The young man had to stop and reconsider that line of thinking. True, they were coming to take apart the garden, the shining beacon in the dead city, but they were doing it for good, rather than malice. He knew of the rarity of the plants. Some could be brought back from the brink, a number of them, as was explained by a buyer, would be cultivated further and used in the creation of life-saving medicine.

Still, the young man could not get over that within a month this would all be gone. It would just be an empty room at the top of a building waiting for the next titan of industry to put a large desk by the window and gaze over his kingdom.

The young man was nearly in tears as he approached the bench where the old man liked to sit and admire his flowers. Failure was a terrible fate. The old man knew this was coming. Not a day went by that the young man didn’t bring almost hourly status reports.

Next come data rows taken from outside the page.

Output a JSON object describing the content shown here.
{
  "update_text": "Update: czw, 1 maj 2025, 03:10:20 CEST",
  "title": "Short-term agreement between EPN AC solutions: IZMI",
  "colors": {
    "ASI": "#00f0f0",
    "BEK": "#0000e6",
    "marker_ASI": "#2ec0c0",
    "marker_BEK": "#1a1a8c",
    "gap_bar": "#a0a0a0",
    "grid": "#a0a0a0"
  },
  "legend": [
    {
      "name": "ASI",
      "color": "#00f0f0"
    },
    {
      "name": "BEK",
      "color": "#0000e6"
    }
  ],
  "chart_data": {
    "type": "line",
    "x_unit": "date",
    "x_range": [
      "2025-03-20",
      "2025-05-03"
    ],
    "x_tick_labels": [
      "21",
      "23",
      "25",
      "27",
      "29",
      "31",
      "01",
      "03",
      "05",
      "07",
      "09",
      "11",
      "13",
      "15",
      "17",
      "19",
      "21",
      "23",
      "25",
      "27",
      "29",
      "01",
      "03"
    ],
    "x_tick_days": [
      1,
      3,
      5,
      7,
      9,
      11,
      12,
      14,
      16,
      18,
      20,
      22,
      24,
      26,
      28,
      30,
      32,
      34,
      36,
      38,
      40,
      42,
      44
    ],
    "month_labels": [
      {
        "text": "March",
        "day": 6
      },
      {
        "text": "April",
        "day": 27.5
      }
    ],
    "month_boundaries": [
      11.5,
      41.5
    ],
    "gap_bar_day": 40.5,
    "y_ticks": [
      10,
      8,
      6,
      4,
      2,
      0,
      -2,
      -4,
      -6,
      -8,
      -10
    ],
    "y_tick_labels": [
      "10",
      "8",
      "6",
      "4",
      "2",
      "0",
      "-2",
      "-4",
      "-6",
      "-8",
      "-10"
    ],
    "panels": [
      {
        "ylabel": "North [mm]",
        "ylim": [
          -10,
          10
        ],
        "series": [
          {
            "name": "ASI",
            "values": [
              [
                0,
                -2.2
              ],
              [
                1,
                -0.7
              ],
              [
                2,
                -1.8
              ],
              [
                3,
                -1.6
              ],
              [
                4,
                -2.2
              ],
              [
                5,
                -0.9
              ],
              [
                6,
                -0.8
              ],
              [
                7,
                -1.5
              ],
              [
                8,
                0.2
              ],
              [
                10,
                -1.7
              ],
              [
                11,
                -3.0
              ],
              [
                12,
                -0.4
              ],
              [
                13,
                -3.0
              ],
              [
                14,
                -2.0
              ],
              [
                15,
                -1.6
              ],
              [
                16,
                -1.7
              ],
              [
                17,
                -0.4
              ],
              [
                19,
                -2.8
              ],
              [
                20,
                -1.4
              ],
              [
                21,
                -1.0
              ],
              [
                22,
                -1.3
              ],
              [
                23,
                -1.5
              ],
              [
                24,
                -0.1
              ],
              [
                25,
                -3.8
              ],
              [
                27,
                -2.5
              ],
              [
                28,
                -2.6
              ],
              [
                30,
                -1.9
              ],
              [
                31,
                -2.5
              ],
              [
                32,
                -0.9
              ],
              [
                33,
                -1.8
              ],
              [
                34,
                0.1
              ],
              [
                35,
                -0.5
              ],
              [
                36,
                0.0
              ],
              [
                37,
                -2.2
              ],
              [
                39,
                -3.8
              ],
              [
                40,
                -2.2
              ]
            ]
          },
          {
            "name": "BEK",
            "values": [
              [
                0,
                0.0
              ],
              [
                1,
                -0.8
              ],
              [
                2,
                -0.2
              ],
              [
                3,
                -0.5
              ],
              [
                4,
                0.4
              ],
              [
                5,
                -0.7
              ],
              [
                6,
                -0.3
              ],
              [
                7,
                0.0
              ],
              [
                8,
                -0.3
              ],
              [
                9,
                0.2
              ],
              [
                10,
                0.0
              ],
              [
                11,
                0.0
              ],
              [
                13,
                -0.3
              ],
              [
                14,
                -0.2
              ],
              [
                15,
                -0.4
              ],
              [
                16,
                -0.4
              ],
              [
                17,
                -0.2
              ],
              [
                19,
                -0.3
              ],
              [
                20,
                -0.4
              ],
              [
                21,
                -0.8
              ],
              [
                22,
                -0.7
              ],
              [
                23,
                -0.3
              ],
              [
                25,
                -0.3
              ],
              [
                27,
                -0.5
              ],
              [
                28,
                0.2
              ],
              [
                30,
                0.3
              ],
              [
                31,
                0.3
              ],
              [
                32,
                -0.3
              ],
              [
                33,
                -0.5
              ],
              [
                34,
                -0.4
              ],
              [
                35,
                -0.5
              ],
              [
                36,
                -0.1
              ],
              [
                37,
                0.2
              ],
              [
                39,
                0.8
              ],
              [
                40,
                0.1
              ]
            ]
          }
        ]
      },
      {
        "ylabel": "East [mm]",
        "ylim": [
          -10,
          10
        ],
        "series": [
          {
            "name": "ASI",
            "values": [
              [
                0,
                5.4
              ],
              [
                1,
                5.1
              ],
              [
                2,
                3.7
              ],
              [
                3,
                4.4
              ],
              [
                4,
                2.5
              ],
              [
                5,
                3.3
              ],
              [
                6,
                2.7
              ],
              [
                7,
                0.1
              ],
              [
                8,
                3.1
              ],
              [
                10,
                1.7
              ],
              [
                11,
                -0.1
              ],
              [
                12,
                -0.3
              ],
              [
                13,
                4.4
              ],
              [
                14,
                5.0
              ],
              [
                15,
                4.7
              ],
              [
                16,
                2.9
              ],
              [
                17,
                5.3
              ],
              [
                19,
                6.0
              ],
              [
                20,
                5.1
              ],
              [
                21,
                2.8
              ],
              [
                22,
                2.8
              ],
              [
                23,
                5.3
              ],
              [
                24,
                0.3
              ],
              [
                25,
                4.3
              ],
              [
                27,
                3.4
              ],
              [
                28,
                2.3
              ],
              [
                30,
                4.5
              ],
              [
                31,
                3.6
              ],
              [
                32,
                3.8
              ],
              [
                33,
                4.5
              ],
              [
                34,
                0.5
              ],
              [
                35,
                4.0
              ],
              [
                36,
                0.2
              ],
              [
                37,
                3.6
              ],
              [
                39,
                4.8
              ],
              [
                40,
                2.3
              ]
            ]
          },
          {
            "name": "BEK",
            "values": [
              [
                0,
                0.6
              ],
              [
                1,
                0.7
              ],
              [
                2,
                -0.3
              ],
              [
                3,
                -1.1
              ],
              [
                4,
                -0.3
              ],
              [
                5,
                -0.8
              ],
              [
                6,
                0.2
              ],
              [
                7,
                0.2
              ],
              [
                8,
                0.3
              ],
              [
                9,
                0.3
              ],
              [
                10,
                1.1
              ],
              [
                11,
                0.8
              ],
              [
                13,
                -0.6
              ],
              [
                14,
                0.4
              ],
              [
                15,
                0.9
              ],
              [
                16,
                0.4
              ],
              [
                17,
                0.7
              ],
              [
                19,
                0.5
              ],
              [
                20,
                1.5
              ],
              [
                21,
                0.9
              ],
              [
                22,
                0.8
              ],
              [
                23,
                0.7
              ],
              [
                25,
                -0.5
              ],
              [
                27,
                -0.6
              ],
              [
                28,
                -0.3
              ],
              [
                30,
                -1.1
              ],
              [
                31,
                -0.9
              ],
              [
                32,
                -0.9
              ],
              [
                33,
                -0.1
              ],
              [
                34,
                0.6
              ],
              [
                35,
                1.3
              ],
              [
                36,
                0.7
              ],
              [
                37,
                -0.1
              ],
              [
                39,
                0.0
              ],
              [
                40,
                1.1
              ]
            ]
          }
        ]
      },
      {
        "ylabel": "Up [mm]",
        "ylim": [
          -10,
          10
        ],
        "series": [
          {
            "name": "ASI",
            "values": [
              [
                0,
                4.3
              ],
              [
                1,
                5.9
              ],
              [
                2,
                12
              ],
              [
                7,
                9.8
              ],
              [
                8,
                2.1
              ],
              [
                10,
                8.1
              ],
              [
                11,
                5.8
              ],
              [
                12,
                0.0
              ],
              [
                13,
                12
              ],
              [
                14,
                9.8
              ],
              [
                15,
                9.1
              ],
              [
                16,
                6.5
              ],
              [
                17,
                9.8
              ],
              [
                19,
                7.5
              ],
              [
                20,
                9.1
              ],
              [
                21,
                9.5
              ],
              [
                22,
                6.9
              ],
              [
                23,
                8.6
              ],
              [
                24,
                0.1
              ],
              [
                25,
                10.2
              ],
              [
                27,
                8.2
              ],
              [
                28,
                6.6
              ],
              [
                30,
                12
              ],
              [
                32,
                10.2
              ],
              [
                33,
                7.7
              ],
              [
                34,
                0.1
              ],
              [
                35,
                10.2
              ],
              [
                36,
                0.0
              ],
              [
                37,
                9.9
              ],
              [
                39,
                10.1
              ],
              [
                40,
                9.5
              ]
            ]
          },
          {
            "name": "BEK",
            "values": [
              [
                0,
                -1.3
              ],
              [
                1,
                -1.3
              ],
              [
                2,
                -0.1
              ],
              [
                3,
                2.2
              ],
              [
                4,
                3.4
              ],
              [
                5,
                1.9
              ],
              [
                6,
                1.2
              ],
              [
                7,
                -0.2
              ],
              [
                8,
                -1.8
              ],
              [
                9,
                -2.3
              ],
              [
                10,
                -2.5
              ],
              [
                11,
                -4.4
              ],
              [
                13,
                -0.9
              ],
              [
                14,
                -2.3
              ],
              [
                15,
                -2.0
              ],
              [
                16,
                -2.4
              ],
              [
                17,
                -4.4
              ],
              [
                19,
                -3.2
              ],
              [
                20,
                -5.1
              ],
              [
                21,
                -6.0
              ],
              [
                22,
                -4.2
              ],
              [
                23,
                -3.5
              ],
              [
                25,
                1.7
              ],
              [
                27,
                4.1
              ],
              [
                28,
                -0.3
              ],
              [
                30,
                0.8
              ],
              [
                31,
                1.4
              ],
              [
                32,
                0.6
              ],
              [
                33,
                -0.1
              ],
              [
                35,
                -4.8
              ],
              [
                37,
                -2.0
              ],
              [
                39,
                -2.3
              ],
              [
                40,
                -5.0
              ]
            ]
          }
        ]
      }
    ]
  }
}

Even when the old man stepped up to try and correct everything it was too far gone. In those moments they locked eyes and each knew their faults, but neither of them admitted them to each other.

The young man stopped when he saw the old man sitting on the bench. There was something off about him. He appeared to be asleep, something the old man rarely did. His chin rested against his chest. Something about the old man’s color was off. It was too pale.

The young man’s briefcase grew too heavy for him to hold and it thudded to the ground at his feet. He walked over and felt the old man’s neck for a pulse even though he knew him to be dead. His skin wasn’t cold like he expected. Instead the old man had been warmed by the artificial sun.

The young man saw a light smile on the old man’s lips. That lessened the blow of losing his mentor and his friend. He was relieved that he didn’t have to see the sadness in the old man’s eyes as he signed the papers which would tear his dream down around him.

The young man grabbed the old man’s arms, intending to put them in his lap to give him a more graceful look when the undertaker arrived to take him to the morgue. It was then that he saw the cut on the old man’s palm. The young man saw a small stem covered in thorns resting underneath the bench.

After so many years of visiting the garden the young man knew what it was. It belonged to a particularly poisonous flower. He was familiar with it since it had nearly cost him his life the first time he visited. The bloom was particularly beautiful, a dark shade of purple that attracted his attention. The old man had stayed his hand when it was within centimeters of getting pricked.

The young man would have to warn people about that when they were moving the body.

He rationalized that it was for the best. The end was inevitable and there was no reason for the old man to wait it out. This way he could die with his garden intact. The poison was deadly, yet gentle. The young man knew that the old man suffered no pain in his dying. It was as if he simply went to sleep in his garden of dreams.